Transport of water between the capillary and airspace compartments in lung encounters serial barriers: the alveolar epithelium, interstitium, and capillary endothelium. We previously reported a pleural surface fluorescence method to measure net capillary-to-airspace water transport. To measure the osmotic water permeability across the microvascular endothelial barrier in intact lung, the airspace was filled with a water-immiscible fluorocarbon. The capillaries were perfused via the pulmonary artery with solutions of specified osmolalites containing a high-molecular-weight fluorescent dextran. An increase in perfusate osmolality produced a prompt decrease in surface fluorescence due to dye dilution in the capillaries, followed by a slower return to initial fluorescence as capillary and lung interstitial osmolality equilibrate.
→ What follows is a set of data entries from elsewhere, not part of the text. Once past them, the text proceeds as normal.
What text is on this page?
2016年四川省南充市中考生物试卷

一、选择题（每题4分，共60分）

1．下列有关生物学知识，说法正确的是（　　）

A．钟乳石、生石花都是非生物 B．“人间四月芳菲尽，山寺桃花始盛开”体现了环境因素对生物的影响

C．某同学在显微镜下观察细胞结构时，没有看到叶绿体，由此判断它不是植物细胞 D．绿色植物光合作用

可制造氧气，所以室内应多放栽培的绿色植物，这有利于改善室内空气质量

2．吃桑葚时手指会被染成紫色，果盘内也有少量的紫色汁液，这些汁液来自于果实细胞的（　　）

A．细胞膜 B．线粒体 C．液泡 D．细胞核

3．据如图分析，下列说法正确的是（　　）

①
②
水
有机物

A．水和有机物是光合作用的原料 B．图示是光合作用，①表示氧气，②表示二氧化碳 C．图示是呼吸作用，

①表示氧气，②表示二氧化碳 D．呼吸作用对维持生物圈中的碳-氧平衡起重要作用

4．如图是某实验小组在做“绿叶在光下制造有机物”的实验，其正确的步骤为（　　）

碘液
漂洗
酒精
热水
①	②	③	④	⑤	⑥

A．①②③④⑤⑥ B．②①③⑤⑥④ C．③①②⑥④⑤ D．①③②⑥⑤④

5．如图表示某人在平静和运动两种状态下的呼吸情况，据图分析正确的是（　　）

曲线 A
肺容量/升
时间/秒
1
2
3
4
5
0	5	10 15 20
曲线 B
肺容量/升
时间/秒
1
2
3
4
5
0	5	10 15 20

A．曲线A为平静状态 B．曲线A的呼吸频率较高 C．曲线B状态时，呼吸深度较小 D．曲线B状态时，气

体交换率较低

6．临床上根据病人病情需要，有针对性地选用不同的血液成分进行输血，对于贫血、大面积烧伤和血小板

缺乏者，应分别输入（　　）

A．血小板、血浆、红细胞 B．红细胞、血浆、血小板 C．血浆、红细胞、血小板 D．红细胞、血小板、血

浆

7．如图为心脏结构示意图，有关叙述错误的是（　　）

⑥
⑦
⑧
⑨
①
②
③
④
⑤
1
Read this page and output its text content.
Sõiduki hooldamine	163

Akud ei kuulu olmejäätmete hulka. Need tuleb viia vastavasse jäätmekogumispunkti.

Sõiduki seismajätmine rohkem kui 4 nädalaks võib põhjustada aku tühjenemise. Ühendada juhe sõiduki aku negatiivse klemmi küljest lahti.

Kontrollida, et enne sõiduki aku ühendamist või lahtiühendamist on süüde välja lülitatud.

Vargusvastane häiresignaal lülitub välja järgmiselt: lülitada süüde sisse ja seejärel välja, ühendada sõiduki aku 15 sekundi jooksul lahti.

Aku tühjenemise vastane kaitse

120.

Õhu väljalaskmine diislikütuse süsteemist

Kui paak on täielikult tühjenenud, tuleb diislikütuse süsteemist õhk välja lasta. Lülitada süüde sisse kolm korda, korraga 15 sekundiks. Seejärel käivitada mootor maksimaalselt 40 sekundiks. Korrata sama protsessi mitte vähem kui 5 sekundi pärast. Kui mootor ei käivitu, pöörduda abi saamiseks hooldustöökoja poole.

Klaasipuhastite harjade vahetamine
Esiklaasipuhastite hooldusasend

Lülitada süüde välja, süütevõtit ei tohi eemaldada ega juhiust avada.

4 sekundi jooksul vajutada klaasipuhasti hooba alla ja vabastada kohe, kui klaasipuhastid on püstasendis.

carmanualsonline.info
A mathematical model was developed to determine the osmotic water permeability coefficient ( P f) of lung microvessels from the time course of pleural surface fluorescence. As predicted, the magnitude of the prompt change in surface fluorescence increased with decreased pulmonary artery perfusion rate and increased osmotic gradient size. With raffinose used to induce the osmotic gradient, P f was 0.03 cm/s at 23°C and was reduced 54% by 0.5 mM HgCl 2. Temperature dependence measurements gave an Arrhenius activation energy ( E a) of 5.4 kcal/mol (12–37°C). The apparent P f induced by the smaller osmolytes mannitol and glycine was 0.021 and 0.011 cm/s (23°C). Immunoblot analysis showed ∼1.4 × 10 12 aquaporin-1 water channels/cm 2 of capillary surface, which accounted quantitatively for the high P f. These results establish a novel method for measuring osmotically driven water permeability across microvessels in intact lung. The high P f, low E a, and mercurial inhibition indicate the involvement of molecular water channels in water transport across the lung endothelium.